The interview takes place after the conclusion of a three-day visit by the Turkish business delegation to Namibia, in the same days that newspapers ran new headlines on the unfolding drama of accusations and counter-accusations involving China State Construction Engineering Corporation, Namibia Airports Company (NAC) board, the now fired top executive management of NAC, the Ministry of Works and Transport, and the Turkish firm Tasyapi Group.
At the centre of the court challenge is the tender to upgrade or construct NAC’s Ondangwa Airport whose costs of N$240 million are argued to be inflated. In court papers the NAC board refers to possible collusion over the price between the sacked senior executive with the Chinese firm, while the Chinese firm is accusing the Turkish company of having bribed the new board. It was also Tasyapi’s public protestation that contributed to the cancellation of the N$7 billion tender to another Chinese company to construct Hosea Kutako International Airport.
In the interview Yavuz flatly refuses to say anything that could be read as an inference to the ongoing court case or the manner in which Tasyapi had conducted its businesses with regard to the two NAC tenders. Yavuz is not doing this necessarily because the case is sub judice – no, he refuses because what is more important to him is that such a discussion would be a comparison of how Chinese and Turkish business entities conduct business on the African continent. And he eschews that. At one point in the interview Yavuz took over the notepad to personally jot down points on how far different are China and Turkey’s ways of doing business so as inveigh against the trajectory the interview has just taken that very minute.
He would rather re-emphasise the trade volumes between Turkey and Namibia – which the Turkish Ambassador to Namibia Berin Tulun put at US$56 million in 2017 (or N$761.6 million) when she spoke at the working session for the visiting Turkish business people and Namibian business community.
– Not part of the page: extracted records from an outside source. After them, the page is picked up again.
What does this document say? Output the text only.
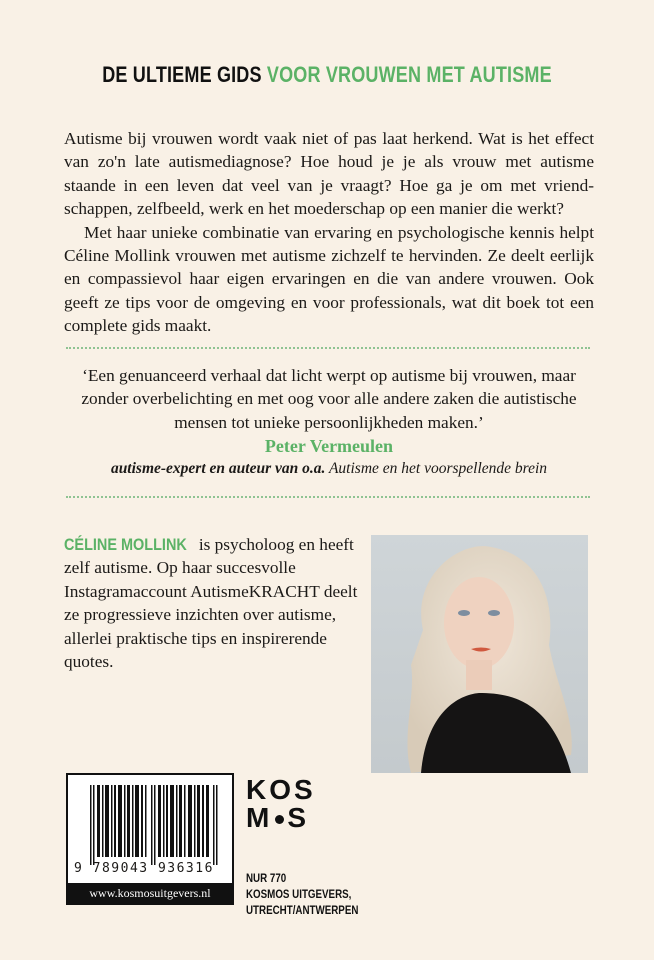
DE ULTIEME GIDS VOOR VROUWEN MET AUTISME

Autisme bij vrouwen wordt vaak niet of pas laat herkend. Wat is het effect van zo'n late autismediagnose? Hoe houd je je als vrouw met autisme staande in een leven dat veel van je vraagt? Hoe ga je om met vriendschappen, zelfbeeld, werk en het moederschap op een manier die werkt?

Met haar unieke combinatie van ervaring en psychologische kennis helpt Céline Mollink vrouwen met autisme zichzelf te hervinden. Ze deelt eerlijk en compassievol haar eigen ervaringen en die van andere vrouwen. Ook geeft ze tips voor de omgeving en voor professionals, wat dit boek tot een complete gids maakt.

‘Een genuanceerd verhaal dat licht werpt op autisme bij vrouwen, maar zonder overbelichting en met oog voor alle andere zaken die autistische mensen tot unieke persoonlijkheden maken.’
Peter Vermeulen
autisme-expert en auteur van o.a. Autisme en het voorspellende brein
CÉLINE MOLLINK is psycholoog en heeft zelf autisme. Op haar succesvolle Instagramaccount AutismeKRACHT deelt ze progressieve inzichten over autisme, allerlei praktische tips en inspirerende quotes.
9 789043 936316
www.kosmosuitgevers.nl
KOS
M S
NUR 770
KOSMOS UITGEVERS,
UTRECHT/ANTWERPEN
He would rather point out that Turkey is currently the only country that has constructed, with its own expertise, the world’s biggest airport or world’s largest terminal under one roof in Istanbul.
“The completion of the largest airport on this planet is opening on 30 October,” said Yavuz, funnelling the notion that really only a Turkish company has the required expertise to build Namibia’s airports at a cost affordable to tax payers. This is because, he says, most airports in Turkey are built on a public-private partnership model or build-operate and transfer model. The Turkish company had proposed such models when it pitched for Hosea Kutako International Airport.
Istanbul Airport is set to be officially opened on October 29, which is Turkey’s Republic Day. The airport is set to ease traffic at Ataturk International Airport, handle 250 airlines flying to more than 350 destinations from six runways, and serve 150 million passengers, and have the capacity to seat 20,000 waiting passengers at any given time.
Also, he says Turkey has so much to offer in terms of business services and tourism. This is contrary to what Chinese companies do, which is basically to offer engineering, procurement and construction services.
“And China tends to be overpriced on those services,” he says, before adding: “China is a great power and an economic power that has damaged many colonialist west leverage on this continent.” And just like China, Turkey has also, as a non-colonialist, seriously entered all corners of the African continent.
He then goes on to mention various initiatives and business undertakings in African countries. But that is as far as he would go in assuaging a question on business ethics of Turkish business interests on the continent.